May 2010, Bay to Breakers. As Heather Marlowe recalls telling first a friend, then the police, and eventually ABC 7, "I think something really bad happened to me today. I think that I was drugged. I think that I was raped."

Marlowe says she awoke in a stranger's bed as he was telling her to leave. Next, she endured a four-hour sexual assault exam at SF General Hospital, where an officer told her the evidence gathered from her body would be tested soon.

It wasn't. After a time, it was in storage according to the Examiner. Months later, Marlowe says SFPD told her that her case wasn't a priority.

"For the police to tell me that they're going to test all of the kits," Marlowe told ABC 7 in another interview, "and to continue to misrepresent me, I would say that's incredibly deficient."

Marlowe has now announced a federal lawsuit against the City of San Francisco, maintaining that the police department's mishandling of her rape kit is a reason the man who attacked her is still at large.

"She came forward with the hope that the San Francisco Police Department would do what it is charged with doing," says Marlowe's attorney Irwin Zalkin, "and that is to investigate what happened to her, to find the person who did this to her."

After its initial reporting, ABC 7's investigative team found that Marlowe's rape kit was one among thousands in an astonishing backlog. As the Chronicle reported last summer, all kits from 2015 were to be tested by year's end, and state law and SF policy in 2014 aimed to put an end to rape kit backlogs altogether across California.

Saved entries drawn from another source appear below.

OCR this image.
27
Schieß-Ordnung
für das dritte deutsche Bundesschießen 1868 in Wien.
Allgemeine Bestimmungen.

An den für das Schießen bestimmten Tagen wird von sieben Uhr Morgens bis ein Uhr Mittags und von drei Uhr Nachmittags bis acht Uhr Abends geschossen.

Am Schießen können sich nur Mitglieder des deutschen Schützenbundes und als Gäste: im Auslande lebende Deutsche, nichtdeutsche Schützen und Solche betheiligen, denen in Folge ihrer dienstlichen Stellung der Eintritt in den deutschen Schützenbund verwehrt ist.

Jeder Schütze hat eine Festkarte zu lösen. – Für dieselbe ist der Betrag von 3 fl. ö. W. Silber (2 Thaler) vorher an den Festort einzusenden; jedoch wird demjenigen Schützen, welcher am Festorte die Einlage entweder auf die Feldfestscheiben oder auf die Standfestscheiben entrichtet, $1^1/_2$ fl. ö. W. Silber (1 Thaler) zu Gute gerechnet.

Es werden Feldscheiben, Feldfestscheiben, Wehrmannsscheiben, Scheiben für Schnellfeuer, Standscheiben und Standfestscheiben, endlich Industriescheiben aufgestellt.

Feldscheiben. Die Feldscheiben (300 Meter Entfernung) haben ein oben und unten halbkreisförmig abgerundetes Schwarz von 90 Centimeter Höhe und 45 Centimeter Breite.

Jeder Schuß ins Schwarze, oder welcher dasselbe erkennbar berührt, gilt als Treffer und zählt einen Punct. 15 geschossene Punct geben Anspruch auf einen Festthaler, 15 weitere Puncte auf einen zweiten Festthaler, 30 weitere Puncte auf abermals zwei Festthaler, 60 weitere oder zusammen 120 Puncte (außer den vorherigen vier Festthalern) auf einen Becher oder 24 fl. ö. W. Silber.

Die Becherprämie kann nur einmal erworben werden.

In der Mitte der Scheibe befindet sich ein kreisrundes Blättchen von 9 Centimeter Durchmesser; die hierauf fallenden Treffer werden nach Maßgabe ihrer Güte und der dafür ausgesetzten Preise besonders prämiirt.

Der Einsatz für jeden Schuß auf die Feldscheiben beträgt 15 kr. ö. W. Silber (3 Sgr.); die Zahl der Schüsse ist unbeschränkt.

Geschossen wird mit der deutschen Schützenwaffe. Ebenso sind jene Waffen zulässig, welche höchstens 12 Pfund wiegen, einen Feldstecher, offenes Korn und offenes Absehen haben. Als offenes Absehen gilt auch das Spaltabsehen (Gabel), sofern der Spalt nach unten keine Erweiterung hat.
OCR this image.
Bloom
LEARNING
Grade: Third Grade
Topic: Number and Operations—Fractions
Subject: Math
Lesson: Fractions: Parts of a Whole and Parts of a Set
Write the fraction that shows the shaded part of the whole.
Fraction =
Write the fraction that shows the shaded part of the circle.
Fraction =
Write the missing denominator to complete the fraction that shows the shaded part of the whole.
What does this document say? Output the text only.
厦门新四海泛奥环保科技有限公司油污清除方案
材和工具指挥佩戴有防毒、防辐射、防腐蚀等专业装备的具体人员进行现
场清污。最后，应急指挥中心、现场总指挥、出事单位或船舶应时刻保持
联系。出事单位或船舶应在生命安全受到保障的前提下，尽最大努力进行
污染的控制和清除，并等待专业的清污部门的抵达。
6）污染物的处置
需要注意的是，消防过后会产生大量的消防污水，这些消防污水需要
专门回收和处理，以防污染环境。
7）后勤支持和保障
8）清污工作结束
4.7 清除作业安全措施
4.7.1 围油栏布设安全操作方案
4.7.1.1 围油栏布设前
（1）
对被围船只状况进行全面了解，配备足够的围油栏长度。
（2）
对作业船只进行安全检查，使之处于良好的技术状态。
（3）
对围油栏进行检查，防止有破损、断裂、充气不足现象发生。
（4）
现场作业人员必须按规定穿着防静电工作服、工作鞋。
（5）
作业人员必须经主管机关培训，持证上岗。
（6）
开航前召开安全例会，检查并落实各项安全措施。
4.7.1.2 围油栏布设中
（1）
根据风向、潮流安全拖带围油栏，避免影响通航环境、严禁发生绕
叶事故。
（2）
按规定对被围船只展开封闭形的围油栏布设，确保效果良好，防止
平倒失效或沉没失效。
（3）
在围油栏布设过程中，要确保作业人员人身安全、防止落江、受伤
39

"It's more than frustrating," says Marlowe. "It's been very traumatizing." Her lawsuit, which names Chief Greg Suhr, Police Commissioner Suzy Loftus, and others, seeks — in addition to damages — to compel San Francisco to test her rape kit and release the results to her. That represents, she believes, the best chance that the man who raped her will be brought to justice.

The suit also alleges some harrowing details of the criminal investigation's allegedly criminal mishandling. According to the filing, an officer named Joe Cordes discouraged Marlowe from continuing with her case though he encouraged her to confront her alleged rapist.

“Cordes instructed Marlowe to make contact with suspect, and flirt with him in order to elicit a confession,” according to the filing. “Cordes also instructed Marlowe to set up a date with [the] suspect to prove that Marlowe could identify [the] suspect in a crowd. Cordes told Marlowe that if she refused to engage in these actions, SFPD [sic] would cease its investigation of her rape.”

In a healing effort, Marlowe's one-woman play "The Haze," which opened in 2014, has also been an attempt to convey her experience to the public and to make herself understood. As the Examiner quotes her performance: "Why it is hard to care about someone who’s been raped?” Marlowe asks.